Definitely some of that here, and historical research that, from his account, he got from Taylor Branch's big Atlantic article, but also some good reporting and contemporary info about the overweening greed and shortsighted selfishness of the two big conferences (SEC/Big Ten) that basically keep tilting the football playing field in their own direction--as he notes, they've now hogged the revenues while dodging responsibility for paying their fair share of compensation to players for their labor. And that continues the NCAA's long-honored, if that's the word, strategy, if that's the word, of stonewalling, offering circular arguments (you gotta give to Brett Kavanaugh for how succinctly he demolished the organization's long-standing argument that you couldn't pay college players because...college players have never been paid, at least openly, and so not paying is crucial to the entire enterprise), and straight-out lying about why its policies are its policies. See, we're just maintaining competitive balance by ensuring that the free market doesn't apply to college sports, which obviously has let just about anyone win national titles. (Honestly, in that light it's kind of funny to read about Alabama boosters complaining about the new NIL unfairness that seems to have made them less dominant.)

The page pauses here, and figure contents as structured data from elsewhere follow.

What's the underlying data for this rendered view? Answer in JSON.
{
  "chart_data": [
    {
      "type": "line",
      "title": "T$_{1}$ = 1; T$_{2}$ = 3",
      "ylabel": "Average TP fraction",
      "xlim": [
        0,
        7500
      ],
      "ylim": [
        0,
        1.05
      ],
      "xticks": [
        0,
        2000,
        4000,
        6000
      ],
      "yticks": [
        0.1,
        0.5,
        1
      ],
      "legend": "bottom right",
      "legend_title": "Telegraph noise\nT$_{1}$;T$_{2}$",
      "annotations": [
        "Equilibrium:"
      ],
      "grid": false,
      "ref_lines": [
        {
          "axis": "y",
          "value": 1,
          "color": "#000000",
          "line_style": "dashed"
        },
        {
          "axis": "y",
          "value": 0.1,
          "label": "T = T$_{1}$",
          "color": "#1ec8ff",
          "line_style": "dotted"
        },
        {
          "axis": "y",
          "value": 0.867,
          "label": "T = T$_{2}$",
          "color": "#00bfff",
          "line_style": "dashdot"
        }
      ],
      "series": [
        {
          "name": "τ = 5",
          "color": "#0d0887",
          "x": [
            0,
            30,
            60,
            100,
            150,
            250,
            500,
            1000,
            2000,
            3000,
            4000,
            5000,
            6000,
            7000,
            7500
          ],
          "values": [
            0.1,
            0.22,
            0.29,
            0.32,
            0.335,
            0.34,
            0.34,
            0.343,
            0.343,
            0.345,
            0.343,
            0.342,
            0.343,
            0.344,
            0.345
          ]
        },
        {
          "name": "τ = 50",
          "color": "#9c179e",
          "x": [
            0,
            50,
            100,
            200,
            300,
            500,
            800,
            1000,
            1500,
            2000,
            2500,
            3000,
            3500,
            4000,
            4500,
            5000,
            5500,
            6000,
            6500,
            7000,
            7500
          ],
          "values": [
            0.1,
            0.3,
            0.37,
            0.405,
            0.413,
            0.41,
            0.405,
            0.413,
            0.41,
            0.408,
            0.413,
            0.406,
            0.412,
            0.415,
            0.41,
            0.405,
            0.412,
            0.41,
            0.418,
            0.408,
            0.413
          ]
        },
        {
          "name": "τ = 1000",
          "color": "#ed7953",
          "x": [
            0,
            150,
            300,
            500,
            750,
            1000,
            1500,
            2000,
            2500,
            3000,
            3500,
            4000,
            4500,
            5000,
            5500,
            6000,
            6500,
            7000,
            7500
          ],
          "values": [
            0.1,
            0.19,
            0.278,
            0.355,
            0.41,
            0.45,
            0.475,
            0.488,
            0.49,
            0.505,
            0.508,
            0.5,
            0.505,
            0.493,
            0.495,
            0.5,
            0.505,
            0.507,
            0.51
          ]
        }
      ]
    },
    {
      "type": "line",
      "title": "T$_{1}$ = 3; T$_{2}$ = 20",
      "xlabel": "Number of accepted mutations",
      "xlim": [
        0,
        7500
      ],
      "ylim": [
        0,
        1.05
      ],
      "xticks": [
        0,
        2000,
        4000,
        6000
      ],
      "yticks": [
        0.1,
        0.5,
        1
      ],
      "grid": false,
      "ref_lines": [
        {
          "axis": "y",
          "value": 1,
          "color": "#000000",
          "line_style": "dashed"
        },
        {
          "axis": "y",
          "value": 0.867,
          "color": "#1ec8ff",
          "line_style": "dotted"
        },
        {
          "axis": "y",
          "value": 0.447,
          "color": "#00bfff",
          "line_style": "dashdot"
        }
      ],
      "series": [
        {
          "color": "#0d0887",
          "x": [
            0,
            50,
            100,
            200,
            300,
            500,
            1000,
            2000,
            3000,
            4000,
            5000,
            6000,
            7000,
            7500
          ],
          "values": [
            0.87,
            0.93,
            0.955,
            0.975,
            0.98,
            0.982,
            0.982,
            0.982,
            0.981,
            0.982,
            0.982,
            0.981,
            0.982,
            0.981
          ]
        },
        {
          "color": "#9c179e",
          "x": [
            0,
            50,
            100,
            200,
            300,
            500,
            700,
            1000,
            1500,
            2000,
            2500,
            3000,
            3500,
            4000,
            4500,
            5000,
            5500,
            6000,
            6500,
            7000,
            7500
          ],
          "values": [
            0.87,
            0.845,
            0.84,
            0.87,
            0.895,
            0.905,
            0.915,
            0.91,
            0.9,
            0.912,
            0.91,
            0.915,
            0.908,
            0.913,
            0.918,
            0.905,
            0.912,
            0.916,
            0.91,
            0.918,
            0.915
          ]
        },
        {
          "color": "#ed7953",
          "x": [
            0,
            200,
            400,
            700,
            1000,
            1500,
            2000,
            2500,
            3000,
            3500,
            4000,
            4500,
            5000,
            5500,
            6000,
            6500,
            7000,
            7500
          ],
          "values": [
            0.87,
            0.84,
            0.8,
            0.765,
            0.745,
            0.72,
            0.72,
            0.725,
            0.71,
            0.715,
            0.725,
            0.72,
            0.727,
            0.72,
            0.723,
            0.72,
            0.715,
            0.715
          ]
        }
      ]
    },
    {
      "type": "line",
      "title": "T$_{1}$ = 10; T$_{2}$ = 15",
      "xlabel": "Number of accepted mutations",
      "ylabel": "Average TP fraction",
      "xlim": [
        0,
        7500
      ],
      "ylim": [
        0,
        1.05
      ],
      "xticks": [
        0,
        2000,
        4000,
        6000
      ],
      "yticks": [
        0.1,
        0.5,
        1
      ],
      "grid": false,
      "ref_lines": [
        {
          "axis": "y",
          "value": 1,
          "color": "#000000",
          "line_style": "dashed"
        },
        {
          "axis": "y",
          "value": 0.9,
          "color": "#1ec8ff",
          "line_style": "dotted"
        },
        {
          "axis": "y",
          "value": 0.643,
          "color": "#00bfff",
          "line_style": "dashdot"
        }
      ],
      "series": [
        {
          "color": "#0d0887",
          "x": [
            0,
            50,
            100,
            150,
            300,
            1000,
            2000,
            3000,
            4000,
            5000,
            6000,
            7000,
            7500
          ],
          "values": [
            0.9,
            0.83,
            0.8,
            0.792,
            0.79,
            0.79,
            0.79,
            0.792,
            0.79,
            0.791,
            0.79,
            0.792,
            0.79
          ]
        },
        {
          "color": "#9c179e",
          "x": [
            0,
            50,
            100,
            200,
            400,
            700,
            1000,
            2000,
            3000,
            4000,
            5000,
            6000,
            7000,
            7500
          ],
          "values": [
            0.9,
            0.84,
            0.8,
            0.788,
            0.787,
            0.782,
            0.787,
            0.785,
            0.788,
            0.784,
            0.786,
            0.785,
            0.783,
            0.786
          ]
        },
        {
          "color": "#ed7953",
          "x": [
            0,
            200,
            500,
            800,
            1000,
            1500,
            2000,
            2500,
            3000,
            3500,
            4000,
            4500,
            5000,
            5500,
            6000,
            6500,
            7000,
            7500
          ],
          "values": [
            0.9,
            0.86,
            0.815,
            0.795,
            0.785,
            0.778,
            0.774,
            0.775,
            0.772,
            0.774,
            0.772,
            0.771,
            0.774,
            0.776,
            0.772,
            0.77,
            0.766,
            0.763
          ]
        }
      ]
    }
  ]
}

I would love some sort of sociological analysis here--is this just the kind of organizational behavior you see when anyone is trying to maintain market dominance? Astonishing how often tech companies champion libertarian principles until their valuation is in the billions, at which point they suddenly love them some government cronyism. And Connelly makes the point that that's what the two big-conference commissioners are doing now, basically doing their best to stomp out any surprises, any possibilities of another Boise State/Appalachian State/TCU, etc. by cornering playoff spots, hogging revenue, and maybe eventually daring to try that same Super-League concept that European soccer fans roundly rejected. Also of interest: surprising-to-me research about how often previous super-conference notions have been mooted, how frequently some sort of playoff was suggested before we got the BCS, how repeatedly figures within the game have called for some sort of commissioner to exert oversight. (He has even thought out a massive national conference structure, complete with relegation, that I'm sure will never happen but that would be great fun in practice.)
Could all of the greed and machinations dry up the fan love for East Carolina and Iowa State, not to mention your FCS successes, if the big two keep tilting things their own way? He seems to be all over the place on that one--look at how NASCAR blew it! And baseball! But apparently not college football! At least not yet. This definitely makes what I guess you could call an anthropological case for college fb as one of our most cherished civic institutions, at once national and intensely local, and for the dream that someone, somewhere might steer it away from oligopoly. Probably not, though, right?